Gerçekten de Fas'taki Yahudiler %98'i Müslüman olan ülkede bugün huzur içinde yaşıyor, günlük hayatta hiçbir sorunla karşılaşmıyorlar. Halk birarada olmaktan son derece mutlu. Faslı Müslümanlar yıllar önce ülkelerini terk eden Yahudi komşularıyla paylaştıkları hayatı özlediklerini, yaşanan göçlerden sonra Fas'ın eski tadını yitirdiğini söylüyorlar. İsrail'e göç etmek zorunda kalmış pek çok Faslı Yahudi de Arap topraklarında edindikleri alışkanlıkları terk etmiş değil. Sık sık Fas'ı ziyaret ediyor ve kökleriyle bağlarını devam ettirmeye çalışıyorlar.
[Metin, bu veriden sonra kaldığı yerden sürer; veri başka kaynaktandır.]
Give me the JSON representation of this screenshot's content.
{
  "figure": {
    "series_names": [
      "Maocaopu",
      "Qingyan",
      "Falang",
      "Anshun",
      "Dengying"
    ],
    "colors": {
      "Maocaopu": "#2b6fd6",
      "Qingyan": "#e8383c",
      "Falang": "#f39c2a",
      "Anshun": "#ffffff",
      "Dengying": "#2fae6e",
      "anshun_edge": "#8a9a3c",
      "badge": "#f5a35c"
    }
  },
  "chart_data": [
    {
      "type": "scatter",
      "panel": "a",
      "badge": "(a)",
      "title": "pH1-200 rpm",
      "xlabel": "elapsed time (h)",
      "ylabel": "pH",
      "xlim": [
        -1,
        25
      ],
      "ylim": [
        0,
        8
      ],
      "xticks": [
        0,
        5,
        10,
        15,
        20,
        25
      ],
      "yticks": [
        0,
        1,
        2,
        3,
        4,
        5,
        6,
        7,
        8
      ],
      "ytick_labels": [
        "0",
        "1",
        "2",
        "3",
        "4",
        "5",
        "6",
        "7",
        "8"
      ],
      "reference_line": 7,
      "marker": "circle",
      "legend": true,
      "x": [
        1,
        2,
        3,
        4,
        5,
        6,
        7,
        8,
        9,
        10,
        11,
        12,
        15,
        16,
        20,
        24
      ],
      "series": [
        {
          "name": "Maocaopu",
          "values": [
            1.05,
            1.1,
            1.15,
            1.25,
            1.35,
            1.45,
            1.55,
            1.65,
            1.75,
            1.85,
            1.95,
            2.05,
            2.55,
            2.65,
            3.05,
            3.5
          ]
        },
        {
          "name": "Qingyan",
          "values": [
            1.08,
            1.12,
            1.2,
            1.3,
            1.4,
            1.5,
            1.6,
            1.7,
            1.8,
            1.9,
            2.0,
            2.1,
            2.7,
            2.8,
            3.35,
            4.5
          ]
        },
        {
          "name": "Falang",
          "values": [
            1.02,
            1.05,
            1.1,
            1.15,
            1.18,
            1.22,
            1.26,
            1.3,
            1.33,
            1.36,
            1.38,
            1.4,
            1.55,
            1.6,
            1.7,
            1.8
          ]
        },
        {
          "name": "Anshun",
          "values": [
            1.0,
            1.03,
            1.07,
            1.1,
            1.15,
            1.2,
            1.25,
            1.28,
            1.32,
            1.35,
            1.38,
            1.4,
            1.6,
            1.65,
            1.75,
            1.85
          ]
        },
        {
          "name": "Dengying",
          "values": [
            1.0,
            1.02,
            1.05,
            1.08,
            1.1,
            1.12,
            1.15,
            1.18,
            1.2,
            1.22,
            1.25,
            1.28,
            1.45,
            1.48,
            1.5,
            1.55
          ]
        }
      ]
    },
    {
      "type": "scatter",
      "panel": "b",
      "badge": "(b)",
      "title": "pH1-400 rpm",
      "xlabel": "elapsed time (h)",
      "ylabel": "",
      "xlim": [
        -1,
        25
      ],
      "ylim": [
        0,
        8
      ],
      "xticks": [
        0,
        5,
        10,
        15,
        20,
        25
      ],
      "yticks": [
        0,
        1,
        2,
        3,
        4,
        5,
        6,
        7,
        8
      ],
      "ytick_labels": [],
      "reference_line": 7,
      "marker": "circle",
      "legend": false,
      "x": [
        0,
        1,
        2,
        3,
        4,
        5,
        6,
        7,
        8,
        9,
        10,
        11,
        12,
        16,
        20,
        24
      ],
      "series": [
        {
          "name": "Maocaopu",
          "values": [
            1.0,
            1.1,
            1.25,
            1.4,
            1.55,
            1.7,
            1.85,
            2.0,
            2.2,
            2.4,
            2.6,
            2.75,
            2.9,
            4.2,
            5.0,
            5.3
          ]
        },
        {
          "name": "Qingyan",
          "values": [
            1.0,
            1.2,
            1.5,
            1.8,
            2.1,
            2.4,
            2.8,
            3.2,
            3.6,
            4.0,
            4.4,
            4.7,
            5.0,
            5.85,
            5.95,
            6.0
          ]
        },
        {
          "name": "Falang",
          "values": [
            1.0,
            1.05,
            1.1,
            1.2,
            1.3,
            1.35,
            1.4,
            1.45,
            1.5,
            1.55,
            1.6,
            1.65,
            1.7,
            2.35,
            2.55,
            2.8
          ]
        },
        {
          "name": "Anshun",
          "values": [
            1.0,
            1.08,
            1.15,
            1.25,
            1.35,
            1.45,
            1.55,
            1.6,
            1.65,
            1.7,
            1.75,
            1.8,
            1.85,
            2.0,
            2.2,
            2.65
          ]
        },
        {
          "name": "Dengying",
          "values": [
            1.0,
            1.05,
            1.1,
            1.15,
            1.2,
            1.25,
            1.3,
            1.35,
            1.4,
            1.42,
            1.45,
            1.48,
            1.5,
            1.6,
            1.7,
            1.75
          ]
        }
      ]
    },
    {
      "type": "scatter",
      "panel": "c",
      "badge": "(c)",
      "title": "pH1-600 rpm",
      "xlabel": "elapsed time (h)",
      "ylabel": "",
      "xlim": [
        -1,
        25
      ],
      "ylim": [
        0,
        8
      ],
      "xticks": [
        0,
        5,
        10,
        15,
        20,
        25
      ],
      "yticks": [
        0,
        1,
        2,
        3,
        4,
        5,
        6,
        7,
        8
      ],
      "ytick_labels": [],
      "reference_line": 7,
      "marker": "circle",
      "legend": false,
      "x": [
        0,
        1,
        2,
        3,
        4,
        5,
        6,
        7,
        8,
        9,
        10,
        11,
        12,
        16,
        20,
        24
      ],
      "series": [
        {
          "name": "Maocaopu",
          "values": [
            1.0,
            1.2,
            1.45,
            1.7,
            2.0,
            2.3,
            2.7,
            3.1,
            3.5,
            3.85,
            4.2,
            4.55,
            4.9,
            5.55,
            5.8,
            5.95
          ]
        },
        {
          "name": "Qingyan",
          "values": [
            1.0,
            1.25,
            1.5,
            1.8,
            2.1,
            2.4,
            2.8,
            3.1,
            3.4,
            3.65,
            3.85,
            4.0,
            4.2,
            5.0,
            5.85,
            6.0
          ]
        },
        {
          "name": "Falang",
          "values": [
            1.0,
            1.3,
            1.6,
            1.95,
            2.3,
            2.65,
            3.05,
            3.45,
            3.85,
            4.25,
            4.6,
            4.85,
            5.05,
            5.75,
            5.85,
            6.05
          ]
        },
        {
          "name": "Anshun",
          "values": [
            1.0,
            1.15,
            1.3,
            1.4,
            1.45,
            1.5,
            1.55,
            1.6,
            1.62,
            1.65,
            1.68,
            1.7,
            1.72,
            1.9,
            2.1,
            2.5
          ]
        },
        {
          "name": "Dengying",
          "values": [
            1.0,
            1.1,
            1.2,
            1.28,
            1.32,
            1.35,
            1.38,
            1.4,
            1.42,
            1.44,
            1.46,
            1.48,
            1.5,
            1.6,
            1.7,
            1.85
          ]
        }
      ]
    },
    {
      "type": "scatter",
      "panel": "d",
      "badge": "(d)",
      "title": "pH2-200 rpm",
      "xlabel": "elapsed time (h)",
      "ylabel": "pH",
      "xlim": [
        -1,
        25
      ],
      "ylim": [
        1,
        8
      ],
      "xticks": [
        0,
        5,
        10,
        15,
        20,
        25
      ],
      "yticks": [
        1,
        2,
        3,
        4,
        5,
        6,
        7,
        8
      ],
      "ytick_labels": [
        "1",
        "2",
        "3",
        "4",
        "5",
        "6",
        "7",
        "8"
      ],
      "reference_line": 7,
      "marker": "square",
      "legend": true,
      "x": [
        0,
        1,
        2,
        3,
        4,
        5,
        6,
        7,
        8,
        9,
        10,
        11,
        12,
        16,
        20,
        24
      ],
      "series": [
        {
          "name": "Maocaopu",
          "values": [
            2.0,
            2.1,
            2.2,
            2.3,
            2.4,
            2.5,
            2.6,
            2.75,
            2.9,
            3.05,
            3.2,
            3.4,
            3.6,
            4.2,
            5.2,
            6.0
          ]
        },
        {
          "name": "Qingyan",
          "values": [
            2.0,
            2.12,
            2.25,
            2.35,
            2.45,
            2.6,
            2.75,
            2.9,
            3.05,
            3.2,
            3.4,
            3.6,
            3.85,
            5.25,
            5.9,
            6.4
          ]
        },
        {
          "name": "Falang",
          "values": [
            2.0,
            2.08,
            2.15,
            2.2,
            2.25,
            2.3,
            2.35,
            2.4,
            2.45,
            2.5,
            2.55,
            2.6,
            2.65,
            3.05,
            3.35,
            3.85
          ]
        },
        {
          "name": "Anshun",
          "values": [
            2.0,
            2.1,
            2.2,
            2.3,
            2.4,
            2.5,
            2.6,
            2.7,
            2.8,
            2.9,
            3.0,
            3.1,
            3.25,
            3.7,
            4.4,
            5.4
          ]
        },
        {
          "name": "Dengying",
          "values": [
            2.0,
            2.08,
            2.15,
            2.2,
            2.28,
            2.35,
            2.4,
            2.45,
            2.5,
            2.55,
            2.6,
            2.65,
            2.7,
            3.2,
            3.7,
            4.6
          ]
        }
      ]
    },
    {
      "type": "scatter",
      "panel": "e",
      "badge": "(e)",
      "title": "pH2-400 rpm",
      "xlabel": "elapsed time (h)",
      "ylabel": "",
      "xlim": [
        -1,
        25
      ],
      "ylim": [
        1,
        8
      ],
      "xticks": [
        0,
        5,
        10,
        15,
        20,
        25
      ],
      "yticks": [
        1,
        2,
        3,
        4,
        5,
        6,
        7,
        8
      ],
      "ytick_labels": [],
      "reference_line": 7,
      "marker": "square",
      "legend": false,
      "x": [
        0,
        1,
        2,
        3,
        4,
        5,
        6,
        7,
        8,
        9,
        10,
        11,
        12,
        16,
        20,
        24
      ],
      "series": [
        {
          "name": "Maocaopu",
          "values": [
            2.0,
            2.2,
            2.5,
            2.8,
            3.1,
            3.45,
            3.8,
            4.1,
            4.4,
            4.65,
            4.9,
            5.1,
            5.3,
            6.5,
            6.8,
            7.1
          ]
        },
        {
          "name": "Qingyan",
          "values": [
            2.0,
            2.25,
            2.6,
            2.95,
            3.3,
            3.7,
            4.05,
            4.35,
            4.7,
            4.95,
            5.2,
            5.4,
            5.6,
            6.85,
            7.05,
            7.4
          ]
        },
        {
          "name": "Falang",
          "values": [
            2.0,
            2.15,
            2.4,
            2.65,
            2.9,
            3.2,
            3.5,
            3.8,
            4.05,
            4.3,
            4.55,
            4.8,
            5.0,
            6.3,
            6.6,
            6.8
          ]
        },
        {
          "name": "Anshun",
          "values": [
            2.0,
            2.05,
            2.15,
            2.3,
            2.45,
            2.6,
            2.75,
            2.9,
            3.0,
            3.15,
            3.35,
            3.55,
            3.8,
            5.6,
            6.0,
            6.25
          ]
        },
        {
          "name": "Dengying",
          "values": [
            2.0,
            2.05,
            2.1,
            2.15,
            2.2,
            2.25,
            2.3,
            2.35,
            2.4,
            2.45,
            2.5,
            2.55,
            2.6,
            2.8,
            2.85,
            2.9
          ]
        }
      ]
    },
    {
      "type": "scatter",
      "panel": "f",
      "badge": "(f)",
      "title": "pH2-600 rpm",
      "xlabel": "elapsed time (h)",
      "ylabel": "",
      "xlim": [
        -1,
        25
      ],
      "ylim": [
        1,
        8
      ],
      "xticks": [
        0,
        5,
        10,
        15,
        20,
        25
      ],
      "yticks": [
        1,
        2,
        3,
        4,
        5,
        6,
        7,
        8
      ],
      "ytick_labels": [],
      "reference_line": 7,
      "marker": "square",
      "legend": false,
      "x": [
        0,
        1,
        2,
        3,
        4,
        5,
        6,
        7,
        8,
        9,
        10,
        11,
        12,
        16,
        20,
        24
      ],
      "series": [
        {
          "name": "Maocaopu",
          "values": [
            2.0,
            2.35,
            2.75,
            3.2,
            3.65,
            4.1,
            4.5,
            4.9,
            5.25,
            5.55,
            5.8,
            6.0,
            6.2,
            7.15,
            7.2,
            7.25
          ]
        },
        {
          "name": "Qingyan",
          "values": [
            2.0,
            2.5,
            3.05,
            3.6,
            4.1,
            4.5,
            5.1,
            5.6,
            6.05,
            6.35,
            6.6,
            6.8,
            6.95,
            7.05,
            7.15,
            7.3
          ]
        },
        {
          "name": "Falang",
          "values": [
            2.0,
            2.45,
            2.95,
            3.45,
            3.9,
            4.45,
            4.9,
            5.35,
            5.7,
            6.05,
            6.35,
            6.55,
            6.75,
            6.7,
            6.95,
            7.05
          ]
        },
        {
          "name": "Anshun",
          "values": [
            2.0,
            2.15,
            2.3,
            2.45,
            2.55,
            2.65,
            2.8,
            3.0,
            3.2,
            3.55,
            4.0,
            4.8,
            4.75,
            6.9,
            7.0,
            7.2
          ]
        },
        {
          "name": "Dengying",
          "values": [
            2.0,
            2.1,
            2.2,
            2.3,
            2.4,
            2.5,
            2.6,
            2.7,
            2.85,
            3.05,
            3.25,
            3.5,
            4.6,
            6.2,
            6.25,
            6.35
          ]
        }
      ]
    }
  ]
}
Farklı dinlerin mensuplarını ve farklı kültürleri yüzyıllarca bünyesinde barındıran Fas çektiği zorluklarla olgunlaşan ve gelişen bir ülke. Geçmişte yaşanan acıları tarihten silmek için ülkede güzel adımlar atıldı ve Faslı Yahudiler ile Müslümanlar'ın dostlukları korunup güçlendirildi. Bundan sonra da Müslüman ve Yahudi genç nesiller ait oldukları toprakların sevgi ve kardeşlikle yoğrulmuş ruhunu yepyeni bir dostluk, birlik ve beraberlik anlayışıyla pekiştirebilir, Fas'ın aydınlık geleceğine hep birlikte ışık tutabilirler. Böylelikle Fas farklı dinlerden, farklı görüşlerden insanların birbirlerini kardeşçe kucakladığı ve huzur ve güvenlik içinde birarada yaşadığı bir model olarak dünyaya yön verebilir, aydınlık bir medeniyet inşa etmenin yolunun sevgi ve kardeşlik olduğunu tüm dünyaya gösterebilir. Fas Kralı'nın danışmanı olan ve kültürler ve dinler arası diyalog için uzun yıllardır aktif olarak çalışan Yahudi André Azoulay, Fas'ta uygulanan "barış içinde birarada yaşama modeli"ni tüm dünyanın örnek alması gerektiğini savunanlardan. Umuyoruz ki Fas, her noktasına dostluğun hakim olduğu, farklılıkların birbirleriyle çatışmak yerine güçlerini birleştirdikleri ve her görüşten insanın birarada yaşayabildiği bir model olarak adını daha sık duyurur ve dünya barışının öncülerinden olur.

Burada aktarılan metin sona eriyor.